Sowden knows first-hand that the information and messages young
people get can make a difference.
Unfortunately, as she struggled to deal with her daughter's
increasingly wild behaviour, her child dismissed her as being
overprotective, an attitude reinforced, often unwittingly, by adults
in positions of authority around her. "She always thought I was being
overprotective," said Sowden. "People in authority around her would
say to her, it was her choice. She'd think, 'if they say it is my
choice, it can't be that bad.'
"Now she is really bitter about the service providers who told her
that," Sowden says of her daughter's years in and out of youth care
and the courts.
" 'It's your choice' isn't a message delivered by the 20-something
youth workers who fan out across the province talking to teens.

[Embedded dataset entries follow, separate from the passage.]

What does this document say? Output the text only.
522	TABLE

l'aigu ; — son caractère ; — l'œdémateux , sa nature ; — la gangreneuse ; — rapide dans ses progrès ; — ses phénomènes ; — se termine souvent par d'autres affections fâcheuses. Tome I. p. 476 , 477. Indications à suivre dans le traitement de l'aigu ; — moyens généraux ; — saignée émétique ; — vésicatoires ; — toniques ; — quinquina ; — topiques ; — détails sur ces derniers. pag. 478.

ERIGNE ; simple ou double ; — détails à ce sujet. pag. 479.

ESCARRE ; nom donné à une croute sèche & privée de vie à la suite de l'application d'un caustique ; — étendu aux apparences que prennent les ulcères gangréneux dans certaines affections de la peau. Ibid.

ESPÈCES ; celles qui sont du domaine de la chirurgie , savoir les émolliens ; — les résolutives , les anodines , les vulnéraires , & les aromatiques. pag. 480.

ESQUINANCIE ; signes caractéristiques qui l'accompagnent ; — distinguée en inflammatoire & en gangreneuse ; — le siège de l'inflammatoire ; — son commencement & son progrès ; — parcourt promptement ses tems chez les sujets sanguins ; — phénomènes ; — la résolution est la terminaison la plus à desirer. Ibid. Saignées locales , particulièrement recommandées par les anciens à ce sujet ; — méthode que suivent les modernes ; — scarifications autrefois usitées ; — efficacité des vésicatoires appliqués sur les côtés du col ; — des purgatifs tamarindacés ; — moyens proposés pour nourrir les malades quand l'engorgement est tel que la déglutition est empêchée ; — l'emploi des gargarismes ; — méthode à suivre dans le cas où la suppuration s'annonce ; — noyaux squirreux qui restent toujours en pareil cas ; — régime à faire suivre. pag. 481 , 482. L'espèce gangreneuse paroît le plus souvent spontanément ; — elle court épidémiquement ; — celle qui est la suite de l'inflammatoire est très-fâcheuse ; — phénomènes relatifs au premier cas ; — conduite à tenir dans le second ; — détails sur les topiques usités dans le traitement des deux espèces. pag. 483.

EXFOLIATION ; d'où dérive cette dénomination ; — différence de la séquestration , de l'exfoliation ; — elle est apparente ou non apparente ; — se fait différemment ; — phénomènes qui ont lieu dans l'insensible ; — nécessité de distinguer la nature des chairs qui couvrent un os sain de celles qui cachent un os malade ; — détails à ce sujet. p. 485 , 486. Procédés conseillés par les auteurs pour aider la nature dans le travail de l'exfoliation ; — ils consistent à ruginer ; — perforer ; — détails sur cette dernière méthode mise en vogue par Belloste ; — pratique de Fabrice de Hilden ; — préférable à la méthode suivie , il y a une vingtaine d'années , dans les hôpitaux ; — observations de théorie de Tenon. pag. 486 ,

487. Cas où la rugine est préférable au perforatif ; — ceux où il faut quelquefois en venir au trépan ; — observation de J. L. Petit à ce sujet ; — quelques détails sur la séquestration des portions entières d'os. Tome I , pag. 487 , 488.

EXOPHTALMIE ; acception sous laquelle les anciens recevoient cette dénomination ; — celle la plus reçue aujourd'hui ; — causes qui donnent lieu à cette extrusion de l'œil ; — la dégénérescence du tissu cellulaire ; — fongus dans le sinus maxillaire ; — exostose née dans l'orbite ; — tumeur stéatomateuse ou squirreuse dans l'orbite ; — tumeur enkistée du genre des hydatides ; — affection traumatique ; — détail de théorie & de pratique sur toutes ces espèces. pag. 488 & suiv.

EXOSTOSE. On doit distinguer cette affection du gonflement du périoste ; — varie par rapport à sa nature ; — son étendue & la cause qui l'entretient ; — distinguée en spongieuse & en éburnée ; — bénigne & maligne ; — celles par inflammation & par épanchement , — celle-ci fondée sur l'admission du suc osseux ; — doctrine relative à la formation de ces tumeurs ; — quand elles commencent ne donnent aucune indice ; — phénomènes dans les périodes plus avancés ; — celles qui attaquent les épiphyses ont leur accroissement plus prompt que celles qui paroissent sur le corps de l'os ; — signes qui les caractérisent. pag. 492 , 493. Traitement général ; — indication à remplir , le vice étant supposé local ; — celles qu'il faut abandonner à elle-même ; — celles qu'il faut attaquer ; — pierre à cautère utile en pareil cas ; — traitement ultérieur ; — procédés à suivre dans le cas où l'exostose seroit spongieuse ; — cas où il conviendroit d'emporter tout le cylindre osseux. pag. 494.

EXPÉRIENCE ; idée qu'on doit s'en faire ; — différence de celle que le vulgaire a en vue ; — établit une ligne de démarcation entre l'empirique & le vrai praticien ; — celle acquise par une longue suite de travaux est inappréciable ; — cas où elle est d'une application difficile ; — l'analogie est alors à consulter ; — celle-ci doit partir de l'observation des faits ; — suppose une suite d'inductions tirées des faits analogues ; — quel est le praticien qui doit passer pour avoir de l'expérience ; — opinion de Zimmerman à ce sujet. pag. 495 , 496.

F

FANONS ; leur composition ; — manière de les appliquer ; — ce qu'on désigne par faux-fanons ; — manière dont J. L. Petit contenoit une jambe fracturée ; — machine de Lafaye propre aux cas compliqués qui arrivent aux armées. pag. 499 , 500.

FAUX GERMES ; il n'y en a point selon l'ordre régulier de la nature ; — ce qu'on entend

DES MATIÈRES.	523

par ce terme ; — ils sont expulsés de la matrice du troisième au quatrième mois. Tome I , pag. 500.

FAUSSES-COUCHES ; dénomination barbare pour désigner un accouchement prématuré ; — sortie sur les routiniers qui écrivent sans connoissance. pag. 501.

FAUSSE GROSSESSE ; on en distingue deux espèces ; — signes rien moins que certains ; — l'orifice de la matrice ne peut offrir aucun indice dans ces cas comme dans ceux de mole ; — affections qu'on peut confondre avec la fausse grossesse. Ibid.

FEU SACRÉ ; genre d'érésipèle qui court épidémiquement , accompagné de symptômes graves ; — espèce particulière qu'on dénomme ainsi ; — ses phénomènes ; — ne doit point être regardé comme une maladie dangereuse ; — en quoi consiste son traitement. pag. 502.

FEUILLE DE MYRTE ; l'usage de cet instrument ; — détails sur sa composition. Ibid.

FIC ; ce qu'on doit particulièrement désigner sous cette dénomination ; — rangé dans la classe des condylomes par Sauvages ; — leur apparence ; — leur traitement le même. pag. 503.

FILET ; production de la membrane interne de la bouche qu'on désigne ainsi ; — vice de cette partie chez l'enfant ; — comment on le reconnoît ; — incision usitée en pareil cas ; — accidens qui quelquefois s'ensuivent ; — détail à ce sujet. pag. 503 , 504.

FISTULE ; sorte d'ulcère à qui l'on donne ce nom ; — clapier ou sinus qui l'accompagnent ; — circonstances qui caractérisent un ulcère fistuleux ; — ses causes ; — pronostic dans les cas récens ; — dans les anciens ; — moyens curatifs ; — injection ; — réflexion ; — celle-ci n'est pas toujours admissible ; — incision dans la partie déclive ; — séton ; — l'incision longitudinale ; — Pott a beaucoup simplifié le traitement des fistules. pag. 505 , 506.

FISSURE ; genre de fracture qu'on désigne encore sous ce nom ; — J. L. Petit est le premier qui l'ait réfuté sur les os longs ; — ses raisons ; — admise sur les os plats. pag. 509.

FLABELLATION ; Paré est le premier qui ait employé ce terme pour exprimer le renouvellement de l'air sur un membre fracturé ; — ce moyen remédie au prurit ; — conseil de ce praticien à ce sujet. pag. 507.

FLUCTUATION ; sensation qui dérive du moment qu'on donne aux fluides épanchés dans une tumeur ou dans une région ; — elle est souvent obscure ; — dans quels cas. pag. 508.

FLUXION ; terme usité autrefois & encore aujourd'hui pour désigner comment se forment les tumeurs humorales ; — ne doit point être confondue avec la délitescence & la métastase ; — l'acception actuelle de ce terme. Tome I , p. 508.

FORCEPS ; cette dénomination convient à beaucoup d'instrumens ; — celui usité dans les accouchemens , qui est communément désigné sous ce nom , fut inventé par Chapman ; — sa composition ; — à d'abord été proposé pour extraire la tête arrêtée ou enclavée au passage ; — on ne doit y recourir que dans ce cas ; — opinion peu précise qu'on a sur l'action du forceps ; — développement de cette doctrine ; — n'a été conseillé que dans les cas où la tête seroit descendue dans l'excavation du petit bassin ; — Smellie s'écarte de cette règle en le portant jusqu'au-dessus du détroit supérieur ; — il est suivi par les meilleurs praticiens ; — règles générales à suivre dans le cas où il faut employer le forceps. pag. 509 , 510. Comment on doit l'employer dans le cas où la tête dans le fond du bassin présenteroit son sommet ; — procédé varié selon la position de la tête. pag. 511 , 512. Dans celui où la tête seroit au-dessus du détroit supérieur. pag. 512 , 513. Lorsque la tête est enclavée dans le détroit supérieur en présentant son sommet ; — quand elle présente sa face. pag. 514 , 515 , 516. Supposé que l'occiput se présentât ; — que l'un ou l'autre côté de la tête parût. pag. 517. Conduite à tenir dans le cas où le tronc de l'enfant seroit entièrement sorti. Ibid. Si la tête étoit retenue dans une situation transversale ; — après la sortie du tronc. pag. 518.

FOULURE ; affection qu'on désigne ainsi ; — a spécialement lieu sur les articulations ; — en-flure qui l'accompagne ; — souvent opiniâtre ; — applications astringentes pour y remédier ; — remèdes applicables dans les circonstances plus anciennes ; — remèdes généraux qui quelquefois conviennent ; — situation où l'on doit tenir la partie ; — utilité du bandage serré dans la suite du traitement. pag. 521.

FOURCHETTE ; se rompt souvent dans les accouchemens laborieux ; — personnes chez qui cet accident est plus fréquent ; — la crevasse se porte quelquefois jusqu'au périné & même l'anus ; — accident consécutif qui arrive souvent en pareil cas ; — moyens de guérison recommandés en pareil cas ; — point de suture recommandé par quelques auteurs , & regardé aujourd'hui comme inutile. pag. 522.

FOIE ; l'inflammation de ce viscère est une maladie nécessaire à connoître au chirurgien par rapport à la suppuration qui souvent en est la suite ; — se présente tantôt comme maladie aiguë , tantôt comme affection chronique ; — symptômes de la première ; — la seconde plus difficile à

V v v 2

They
know what they're talking about because it wasn't so long ago they
were in the same situations, the same high school parties and
get-togethers, facing the same pressure as the young people they are
talking to.
"I really think if you talk to students about this issue and tell
them the true real stories, maybe the first time they are at a party
and someone offers them drugs, they will think about it," said Sowden.
We met TCO2 's Ryan Turk, 21; Janice Kwan, 23, and Megan Frankham,
25, at a school recently, where they were teaching the students
warning signs that a sex recruiter is operating -- a problem not
limited to inner-city schools or disadvantaged areas.
- - Age difference: Do they know of any situations where an older guy
is dating a girl who is 13 or 14? At that, a hand goes up in the back
of the class.
- - Gifts: Recruiters who are trying to win over impressionable young
teens -- both girls and boys -- spend lots of money on them.
- - A cellphone: It's common for a recruiter to give their target a
cellphone that his or her parents don't know about. Isolating their
potential sex workers from family and friends is important to the
recruiter and they'll keep their victims up talking all night because
that's the working schedule they'll be on.
- - Reputation: If you know someone who is reputed to be trouble, stay away.
"The reason I'm here is because education and letting youth know what
is going on out there helps them," said Kwan. "There is the
assumption that good kids don't get into this, but they do."
The TCO2 workers hand out their e-mail addresses and tell the young
people about their Facebook site, where they are free to make contact
and get answers or bring their problems without fear of judgment or
censure. In the two weeks it has been up, it already has 123 members.
"We know we are saving lives," said Frankham.